The Atlanta Christkindl Market was just starting to hit its stride last year, with a move downtown to Centennial Olympic Park that gave it much-needed legroom to reach a more sustainable scale.
Unfortunately, pandemic-stricken 2020 had other plans, forcing the organizing committee at the German-American Cultural Foundation to suspend this year’s festivities in October, just as concrete arrangements were starting to materialize.
From a modest 12 booths in 2016 at Atlantic Station, the foundation’s local take on the ubiquitous Christmas markets that dot downtowns across Germany had kept up a steady growth trajectory for four years.
Its imported wooden stalls sold mulled gluehwein, bratwurst, nutcrackers, wooden toys, ornaments, marzipan and other German and European delights, while an extensive programming schedule drew visitors to the park for concerts and corporate gatherings now largely nonexistent in a world marked by COVID-19. The Christkind, or Christ Child, visited from Nuremberg each year to kick off the festivities.
The total booths climbed to 61 in 2019, as the market achieved one of its founding goals — creating a landmark cultural installation in the city’s core — while making modest progress toward another: becoming profitable through ticket-sales, booth rentals and sponsorship in order to raise money for German language education and cultural programming around Atlanta.
“It was not all perfect, but it was overall a success for almost everybody,” said Rudi Herbst, a vice chairman at the foundation and the CEO of United Soft Plastics Inc., who has been heavily involved in the market since the idea emerged.
The foundation partnered with the Georgia World Congress Center Authority to put on last year’s month-long event, counting 600,000 visitors to Centennial Park as it augmented conventions and sporting events downtown, Mr. Herbst said.
Indeed, foundation officials say the market had become a regional crossroads for the benefit of the city, with snowbirds stopping an extra night en route to Florida or and social media tags of the Atlanta Christkindl Market Facebook page showing how families spread across the South and starved for European travel planned to use it as a rendezvous point.
Mr. Herbst said the plan was to install 75 booths this year, before it became obvious that the coronavirus pandemic would not subside by the week before Thanksgiving. COVID-19 cases were climbing in much of the country at the time and have remained elevated since, with more than 200,000 new cases confirmed almost every day since late November. All-time COVID-related deaths surpassed 300,000 this week.
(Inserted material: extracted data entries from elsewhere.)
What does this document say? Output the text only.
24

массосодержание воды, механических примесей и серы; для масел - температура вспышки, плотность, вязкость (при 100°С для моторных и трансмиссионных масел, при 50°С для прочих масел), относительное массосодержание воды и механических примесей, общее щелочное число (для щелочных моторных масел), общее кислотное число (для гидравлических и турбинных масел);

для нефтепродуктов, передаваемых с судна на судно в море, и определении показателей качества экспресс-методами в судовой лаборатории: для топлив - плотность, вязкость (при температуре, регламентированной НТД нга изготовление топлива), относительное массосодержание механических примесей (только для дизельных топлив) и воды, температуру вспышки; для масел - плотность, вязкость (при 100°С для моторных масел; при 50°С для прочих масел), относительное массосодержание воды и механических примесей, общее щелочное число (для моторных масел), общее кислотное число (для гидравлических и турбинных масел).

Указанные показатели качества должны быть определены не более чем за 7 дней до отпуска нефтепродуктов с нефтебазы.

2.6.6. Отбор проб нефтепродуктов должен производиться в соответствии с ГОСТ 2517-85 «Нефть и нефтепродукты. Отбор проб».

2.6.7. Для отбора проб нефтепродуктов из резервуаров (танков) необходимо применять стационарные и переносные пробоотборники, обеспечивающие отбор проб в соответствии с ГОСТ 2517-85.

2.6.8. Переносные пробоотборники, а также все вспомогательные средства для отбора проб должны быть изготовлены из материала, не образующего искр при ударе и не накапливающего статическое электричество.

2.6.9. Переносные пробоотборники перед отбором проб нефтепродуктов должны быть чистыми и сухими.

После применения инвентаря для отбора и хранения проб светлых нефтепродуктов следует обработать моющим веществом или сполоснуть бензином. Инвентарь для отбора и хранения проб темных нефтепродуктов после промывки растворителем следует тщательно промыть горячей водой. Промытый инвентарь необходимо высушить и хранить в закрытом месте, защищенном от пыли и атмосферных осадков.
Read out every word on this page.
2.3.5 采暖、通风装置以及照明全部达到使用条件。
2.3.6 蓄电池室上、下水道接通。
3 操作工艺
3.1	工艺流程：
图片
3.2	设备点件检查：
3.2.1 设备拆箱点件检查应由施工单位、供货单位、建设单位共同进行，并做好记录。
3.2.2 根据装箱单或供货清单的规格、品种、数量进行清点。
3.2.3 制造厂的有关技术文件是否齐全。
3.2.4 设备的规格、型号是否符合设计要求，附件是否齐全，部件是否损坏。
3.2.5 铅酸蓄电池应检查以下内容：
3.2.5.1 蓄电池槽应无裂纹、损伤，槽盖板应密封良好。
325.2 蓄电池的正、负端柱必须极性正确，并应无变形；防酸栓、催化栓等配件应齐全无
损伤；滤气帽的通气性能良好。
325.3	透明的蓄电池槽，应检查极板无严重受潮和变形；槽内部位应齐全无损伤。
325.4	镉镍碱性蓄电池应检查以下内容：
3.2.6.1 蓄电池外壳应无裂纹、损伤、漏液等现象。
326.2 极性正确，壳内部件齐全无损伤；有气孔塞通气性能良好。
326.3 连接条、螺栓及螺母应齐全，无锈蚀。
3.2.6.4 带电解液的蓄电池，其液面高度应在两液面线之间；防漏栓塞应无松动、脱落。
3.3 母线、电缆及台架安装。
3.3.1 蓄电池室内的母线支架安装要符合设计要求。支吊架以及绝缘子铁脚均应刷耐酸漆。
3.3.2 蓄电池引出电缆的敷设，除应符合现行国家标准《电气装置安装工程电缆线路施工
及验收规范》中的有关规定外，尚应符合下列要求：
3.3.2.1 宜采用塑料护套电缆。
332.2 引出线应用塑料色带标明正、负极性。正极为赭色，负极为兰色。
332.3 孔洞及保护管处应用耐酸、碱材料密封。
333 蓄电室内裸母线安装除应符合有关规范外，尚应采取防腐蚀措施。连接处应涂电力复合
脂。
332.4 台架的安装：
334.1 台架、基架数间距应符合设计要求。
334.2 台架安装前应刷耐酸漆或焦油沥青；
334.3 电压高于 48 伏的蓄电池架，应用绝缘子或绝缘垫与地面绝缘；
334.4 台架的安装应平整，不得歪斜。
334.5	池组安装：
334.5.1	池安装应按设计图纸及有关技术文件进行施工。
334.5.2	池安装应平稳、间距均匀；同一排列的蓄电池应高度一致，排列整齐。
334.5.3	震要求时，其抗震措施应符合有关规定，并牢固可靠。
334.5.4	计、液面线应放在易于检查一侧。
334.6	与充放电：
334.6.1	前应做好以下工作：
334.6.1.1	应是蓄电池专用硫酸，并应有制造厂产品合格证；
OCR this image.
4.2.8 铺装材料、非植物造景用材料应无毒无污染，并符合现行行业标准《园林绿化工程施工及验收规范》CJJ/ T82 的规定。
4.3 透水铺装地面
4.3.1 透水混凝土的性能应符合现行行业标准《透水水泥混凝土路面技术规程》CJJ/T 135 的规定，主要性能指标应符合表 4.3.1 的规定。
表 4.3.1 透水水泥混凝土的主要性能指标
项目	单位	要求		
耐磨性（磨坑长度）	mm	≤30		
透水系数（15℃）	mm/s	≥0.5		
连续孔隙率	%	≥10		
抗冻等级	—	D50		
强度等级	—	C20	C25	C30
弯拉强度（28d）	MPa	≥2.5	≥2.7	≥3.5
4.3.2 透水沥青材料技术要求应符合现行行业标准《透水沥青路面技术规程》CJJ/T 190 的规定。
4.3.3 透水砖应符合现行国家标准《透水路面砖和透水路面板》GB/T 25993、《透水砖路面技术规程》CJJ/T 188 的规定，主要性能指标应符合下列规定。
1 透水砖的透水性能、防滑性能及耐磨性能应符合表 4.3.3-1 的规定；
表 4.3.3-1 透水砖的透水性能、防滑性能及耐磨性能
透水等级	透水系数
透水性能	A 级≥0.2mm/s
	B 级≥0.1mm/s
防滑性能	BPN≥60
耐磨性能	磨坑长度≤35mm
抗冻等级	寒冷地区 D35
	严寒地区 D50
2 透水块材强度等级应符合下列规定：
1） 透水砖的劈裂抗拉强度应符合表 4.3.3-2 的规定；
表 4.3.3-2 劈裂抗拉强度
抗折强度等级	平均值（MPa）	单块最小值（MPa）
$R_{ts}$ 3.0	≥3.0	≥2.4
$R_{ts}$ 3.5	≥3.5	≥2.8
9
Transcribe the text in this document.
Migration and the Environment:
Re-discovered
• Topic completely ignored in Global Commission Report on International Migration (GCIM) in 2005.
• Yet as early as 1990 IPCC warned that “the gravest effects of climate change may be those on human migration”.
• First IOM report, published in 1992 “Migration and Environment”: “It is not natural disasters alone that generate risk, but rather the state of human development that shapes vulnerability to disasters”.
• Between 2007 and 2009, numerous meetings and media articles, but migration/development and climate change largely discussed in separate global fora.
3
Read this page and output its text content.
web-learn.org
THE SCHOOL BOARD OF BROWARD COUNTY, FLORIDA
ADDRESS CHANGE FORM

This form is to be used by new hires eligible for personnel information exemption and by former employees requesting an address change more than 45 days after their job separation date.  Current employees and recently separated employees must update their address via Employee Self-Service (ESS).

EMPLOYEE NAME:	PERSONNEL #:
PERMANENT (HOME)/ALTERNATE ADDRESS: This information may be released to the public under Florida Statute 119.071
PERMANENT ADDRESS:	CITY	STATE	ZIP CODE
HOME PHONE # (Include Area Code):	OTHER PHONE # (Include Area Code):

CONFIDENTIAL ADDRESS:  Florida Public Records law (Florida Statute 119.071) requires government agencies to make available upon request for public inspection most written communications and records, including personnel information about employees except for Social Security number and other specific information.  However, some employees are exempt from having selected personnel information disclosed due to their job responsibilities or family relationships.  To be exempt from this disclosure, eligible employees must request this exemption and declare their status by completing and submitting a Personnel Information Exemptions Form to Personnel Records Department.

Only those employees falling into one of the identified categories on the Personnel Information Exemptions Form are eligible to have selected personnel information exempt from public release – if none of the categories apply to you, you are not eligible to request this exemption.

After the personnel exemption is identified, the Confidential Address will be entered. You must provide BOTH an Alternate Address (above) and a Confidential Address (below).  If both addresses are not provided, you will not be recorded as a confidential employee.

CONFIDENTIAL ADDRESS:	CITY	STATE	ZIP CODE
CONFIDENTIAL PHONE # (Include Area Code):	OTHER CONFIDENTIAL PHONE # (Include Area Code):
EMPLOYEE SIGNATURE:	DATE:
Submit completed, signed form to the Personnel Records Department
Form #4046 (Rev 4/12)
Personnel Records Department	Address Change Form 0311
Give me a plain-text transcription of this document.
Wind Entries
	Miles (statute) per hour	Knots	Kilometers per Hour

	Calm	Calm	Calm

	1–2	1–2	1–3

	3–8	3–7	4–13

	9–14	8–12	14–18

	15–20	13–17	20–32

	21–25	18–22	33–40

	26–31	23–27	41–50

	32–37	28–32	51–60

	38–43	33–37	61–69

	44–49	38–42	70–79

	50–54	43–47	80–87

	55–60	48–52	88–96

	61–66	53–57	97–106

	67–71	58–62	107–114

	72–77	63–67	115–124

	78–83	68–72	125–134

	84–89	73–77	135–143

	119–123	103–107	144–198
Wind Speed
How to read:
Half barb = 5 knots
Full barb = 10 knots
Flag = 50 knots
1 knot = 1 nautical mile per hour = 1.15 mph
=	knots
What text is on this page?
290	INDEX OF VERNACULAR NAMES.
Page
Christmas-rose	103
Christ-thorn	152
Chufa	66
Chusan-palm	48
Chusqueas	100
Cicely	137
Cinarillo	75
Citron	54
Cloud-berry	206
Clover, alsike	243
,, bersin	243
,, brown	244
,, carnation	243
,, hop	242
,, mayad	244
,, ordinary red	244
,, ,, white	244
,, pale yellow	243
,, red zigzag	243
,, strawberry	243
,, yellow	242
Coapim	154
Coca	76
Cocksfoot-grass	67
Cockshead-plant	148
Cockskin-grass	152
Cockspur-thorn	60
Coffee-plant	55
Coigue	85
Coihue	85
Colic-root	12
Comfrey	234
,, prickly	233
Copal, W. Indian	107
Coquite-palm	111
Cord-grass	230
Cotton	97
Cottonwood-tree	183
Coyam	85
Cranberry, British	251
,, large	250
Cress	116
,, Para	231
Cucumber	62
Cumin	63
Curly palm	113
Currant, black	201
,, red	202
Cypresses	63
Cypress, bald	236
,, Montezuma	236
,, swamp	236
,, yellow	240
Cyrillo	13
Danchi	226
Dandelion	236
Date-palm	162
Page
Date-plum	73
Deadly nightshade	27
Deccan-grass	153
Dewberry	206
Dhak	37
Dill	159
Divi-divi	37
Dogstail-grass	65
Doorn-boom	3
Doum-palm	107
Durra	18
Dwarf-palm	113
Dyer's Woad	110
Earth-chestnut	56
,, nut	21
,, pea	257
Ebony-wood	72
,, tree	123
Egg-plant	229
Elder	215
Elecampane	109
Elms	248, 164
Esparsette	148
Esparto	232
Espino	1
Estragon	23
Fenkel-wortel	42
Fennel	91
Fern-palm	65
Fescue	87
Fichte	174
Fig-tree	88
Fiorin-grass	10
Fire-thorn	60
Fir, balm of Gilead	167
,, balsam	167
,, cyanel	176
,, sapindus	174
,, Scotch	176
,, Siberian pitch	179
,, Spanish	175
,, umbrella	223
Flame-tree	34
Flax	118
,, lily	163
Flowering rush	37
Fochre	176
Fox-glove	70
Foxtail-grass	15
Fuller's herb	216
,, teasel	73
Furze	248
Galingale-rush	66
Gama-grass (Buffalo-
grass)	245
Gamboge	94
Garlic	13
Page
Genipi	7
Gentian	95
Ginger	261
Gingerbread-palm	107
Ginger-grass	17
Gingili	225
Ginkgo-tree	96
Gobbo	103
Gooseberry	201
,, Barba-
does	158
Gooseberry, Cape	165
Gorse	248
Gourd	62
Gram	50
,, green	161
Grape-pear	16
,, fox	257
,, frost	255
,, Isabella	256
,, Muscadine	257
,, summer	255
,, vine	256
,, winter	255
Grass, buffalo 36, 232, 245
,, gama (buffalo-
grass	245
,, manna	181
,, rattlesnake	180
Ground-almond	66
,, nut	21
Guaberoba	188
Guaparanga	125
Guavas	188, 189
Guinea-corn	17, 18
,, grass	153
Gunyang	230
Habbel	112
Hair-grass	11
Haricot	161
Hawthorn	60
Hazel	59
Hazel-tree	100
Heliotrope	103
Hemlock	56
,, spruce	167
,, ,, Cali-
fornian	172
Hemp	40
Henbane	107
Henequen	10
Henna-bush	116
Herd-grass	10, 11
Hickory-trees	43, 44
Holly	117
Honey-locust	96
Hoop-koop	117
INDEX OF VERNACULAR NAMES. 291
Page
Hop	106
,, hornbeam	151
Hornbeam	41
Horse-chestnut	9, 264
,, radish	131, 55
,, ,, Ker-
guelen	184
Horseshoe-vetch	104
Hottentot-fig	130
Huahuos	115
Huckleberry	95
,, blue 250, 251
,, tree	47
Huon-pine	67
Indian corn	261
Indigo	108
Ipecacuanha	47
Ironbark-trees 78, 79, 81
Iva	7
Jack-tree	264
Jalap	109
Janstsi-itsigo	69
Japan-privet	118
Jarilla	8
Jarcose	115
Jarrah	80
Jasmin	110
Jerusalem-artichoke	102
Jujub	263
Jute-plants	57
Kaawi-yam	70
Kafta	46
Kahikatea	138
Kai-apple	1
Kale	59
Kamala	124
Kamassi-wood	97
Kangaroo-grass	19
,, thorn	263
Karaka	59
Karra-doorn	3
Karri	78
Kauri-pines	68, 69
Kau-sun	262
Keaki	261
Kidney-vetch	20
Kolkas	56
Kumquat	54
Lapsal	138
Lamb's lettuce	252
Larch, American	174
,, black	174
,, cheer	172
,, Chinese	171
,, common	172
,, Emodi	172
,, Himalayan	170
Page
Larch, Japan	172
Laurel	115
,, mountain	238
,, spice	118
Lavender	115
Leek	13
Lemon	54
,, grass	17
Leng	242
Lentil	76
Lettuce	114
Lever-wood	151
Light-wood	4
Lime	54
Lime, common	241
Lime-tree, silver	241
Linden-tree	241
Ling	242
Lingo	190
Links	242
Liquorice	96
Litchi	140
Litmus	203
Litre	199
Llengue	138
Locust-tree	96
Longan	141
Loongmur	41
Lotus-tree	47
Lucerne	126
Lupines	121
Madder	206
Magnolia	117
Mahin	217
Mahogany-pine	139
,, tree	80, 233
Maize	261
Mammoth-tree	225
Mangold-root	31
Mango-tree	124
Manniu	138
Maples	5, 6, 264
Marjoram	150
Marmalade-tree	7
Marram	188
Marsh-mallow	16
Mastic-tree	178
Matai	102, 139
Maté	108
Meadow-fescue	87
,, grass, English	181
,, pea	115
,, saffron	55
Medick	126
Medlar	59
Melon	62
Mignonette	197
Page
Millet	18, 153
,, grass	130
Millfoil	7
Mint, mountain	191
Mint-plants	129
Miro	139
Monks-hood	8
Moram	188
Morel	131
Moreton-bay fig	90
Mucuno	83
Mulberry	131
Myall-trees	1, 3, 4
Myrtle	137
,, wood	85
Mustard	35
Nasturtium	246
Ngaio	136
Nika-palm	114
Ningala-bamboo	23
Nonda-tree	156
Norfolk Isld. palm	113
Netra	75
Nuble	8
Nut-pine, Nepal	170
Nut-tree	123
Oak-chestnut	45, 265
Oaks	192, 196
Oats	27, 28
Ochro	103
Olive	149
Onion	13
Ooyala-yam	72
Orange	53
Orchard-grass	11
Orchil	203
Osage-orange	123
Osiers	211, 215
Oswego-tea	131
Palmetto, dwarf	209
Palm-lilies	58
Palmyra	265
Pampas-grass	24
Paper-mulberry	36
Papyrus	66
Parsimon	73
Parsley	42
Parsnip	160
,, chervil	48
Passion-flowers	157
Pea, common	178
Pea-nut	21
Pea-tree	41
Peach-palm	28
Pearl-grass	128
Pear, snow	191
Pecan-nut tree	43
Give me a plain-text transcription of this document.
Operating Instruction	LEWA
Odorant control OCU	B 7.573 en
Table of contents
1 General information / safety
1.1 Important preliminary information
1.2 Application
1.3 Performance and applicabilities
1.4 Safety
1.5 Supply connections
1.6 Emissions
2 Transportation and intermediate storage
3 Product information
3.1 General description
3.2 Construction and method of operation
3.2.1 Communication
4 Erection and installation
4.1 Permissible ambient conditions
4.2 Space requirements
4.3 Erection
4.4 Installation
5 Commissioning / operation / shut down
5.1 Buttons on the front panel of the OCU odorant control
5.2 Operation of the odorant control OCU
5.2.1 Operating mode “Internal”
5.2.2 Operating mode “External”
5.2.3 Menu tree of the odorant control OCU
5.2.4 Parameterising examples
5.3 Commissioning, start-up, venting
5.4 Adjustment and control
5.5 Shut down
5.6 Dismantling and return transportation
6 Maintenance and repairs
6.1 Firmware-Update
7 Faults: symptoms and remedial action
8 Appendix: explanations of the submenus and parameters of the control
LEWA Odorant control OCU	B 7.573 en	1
After conferring with vendors, the foundation decided not to offer a virtual market, instead opting to regroup for the new year, despite the financial hardships of 2020. They remain undeterred for 2021 and beyond.
“We’re not going anywhere,” said foundation Executive Director Sabine Genet, who noted that stakeholders have praised the market for enlivening downtown by providing street-level activity after hours. “Various layers of decision-makers agree that the Christkindl market is a gift to the city, and it has earned a place in its annual activities and attractions.”
Mr. Herbst said the German-American Cultural Foundation’s board this week approved a five-year plan that could more than double the number of booths to 150 if all goes as planned. There is talk of spinning off the foundation into its own nonprofit entity.
Mr. Herbst, who hails from the southern German state of Bavaria, fondly remembers markets of his youth as the quintessential family Christmas activity.
“That is the best thing I lost when I left Germany,” he said.
With this in mind, the Atlanta Christkindl Market aims to offer something for everyone, whether nostalgic Europeans or newbies in the international space.
The foundation hopes to generate deeper involvement from Atlanta’s diverse international community, Ms. Genet said, in line with its long-term goal of supporting more transatlantic cultural ties. Especially in recent years, European groups have shown a greater appetite for collaboration to raise their collective profile, she said.
“That’s kind of where we’re growing to, and we’re recognizing that we should be in the international space more than just the German-American space,” she said of the foundation, which has funded German educational exchanges, language teachers and partially, the Goethe-Zentrum Atlanta.
Mr. Herbst, who has been traveling even throughout 2020 to manage his global manufacturing company, relishes the chance to deepen Atlanta’s already substantive ties with the world, especially at a location emblematic of its Olympic coming out party.
“This city is a very international city,” Mr. Herbst said. “We have people from more than 100 nations here, and even more — and not in small quantities. That makes Atlanta so nice, and I really like this mix.”